Personality Profile for Horsetail

Dorothy Hall paints a profile for the person who needs silicon. She says that silica people are communicators and can talk a lot, and rapidly too. They may need solitude and rest to slow down their mind. They often start to lose energy and bend over as they keep talking. Their mental fatigue can make them prone to mishaps, stumbling, sliding, or falling.

As they age, their posture tends to slump and their back becomes rounded. They may also find it more difficult to keep talking as they did in the past. People who are very deficient in silicon may also develop nervous habits such as fingernail biting, picking at things, and twirling their hair. Matthew Wood adds the indications for homeopathic silica to this list, indicating they may also be faint-hearted, overly yielding, nervous, and lack emotional resiliency or backbone, a quality also known as grit (think of sand).

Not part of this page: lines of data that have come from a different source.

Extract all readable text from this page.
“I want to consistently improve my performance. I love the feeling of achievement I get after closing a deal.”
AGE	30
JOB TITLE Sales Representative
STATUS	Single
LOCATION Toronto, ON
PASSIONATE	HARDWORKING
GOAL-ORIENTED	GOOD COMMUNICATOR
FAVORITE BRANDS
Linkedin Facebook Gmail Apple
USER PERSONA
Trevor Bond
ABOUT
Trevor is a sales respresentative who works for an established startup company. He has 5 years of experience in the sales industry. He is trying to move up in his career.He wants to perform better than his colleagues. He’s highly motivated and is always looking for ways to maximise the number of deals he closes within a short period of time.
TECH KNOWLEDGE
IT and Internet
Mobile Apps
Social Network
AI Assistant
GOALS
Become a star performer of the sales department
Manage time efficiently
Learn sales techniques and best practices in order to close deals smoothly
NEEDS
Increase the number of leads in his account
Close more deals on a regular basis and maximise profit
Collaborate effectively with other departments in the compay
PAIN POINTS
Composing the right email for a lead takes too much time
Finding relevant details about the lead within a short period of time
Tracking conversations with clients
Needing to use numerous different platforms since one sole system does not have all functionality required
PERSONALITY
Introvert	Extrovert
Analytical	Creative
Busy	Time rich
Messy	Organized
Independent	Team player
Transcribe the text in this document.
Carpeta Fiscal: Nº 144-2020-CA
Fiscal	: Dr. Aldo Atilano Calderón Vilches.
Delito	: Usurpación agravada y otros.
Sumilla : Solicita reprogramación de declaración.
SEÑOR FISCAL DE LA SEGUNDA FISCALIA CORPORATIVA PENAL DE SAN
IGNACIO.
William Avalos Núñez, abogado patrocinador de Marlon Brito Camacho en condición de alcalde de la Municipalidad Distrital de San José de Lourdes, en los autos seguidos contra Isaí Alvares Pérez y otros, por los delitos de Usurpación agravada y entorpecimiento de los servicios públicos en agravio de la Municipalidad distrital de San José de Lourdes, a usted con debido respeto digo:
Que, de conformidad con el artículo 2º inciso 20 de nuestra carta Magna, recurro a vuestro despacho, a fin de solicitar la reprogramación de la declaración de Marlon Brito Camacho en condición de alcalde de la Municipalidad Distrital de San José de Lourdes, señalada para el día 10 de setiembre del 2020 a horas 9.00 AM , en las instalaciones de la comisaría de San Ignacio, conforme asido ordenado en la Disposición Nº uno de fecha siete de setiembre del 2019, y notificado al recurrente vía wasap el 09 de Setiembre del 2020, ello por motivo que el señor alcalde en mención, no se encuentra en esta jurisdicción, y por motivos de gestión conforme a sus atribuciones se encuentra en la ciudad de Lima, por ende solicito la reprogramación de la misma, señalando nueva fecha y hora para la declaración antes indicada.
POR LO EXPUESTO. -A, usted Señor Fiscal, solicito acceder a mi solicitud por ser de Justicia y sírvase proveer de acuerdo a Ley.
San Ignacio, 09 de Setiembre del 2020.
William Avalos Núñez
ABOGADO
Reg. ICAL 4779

Getting the Benefits of Horsetail

Horsetail teaBecause horsetail is so coarse in texture, it’s not wise to take very much of it in capsule form, especially if you have a sensitive colon. However, there may be something of an antiparasitic nature to powdered horsetail. After all, diatomaceous earth, a clay that is rich in silica, is known to kill parasites by punching small holes in their outer membranes. Horsetail may do the same thing.

For other uses, it’s better to make it into a decoction (or other extract). Horsetail is a key ingredient in the Herbal Minerals Formula described in both Modern Herbal Dispensatory and Strategies for Health, which is a very good formula you can make for healing bones, muscles, teeth, skin, connective tissue, and nerves.

Another good way to get the benefits of horsetail is through Eugene Watkin’s Hair, Skin, and Nails Formula, which contains horsetail, dulse, rosemary, and sage. I recommended this formula to my elderly mother when she had developed some osteoporosis and arthritic problems. She took it regularly instead of a calcium supplement. When she chipped her kneecap after a fall at age 82, the doctor who worked on her said she had the bones of a 50-year-old. This speaks highly of the benefits of silicon-rich herbs like horsetail in keeping us strong and resilient as we age.

It was Kimberly Balas who helped me understand that Eugene Watkin’s Hair, Skin, and Nails Formula was good for more than building healthy body structures. It’s very helpful for protecting your brain and nervous system, especially since both sage and rosemary are associated with wisdom and a sound mind. It’s also good for the pineal gland and the parathyroid.

Reviewing all this information about horsetail and silicon made me think that maybe I need to get more silicon in my diet. Maybe you can see indications that you need more in your diet, too. If so, horsetail, either as a single herb or as part of one of the formulas mentioned above, is a good way to help you to be more resilient in both body and mind so you can bend without breaking.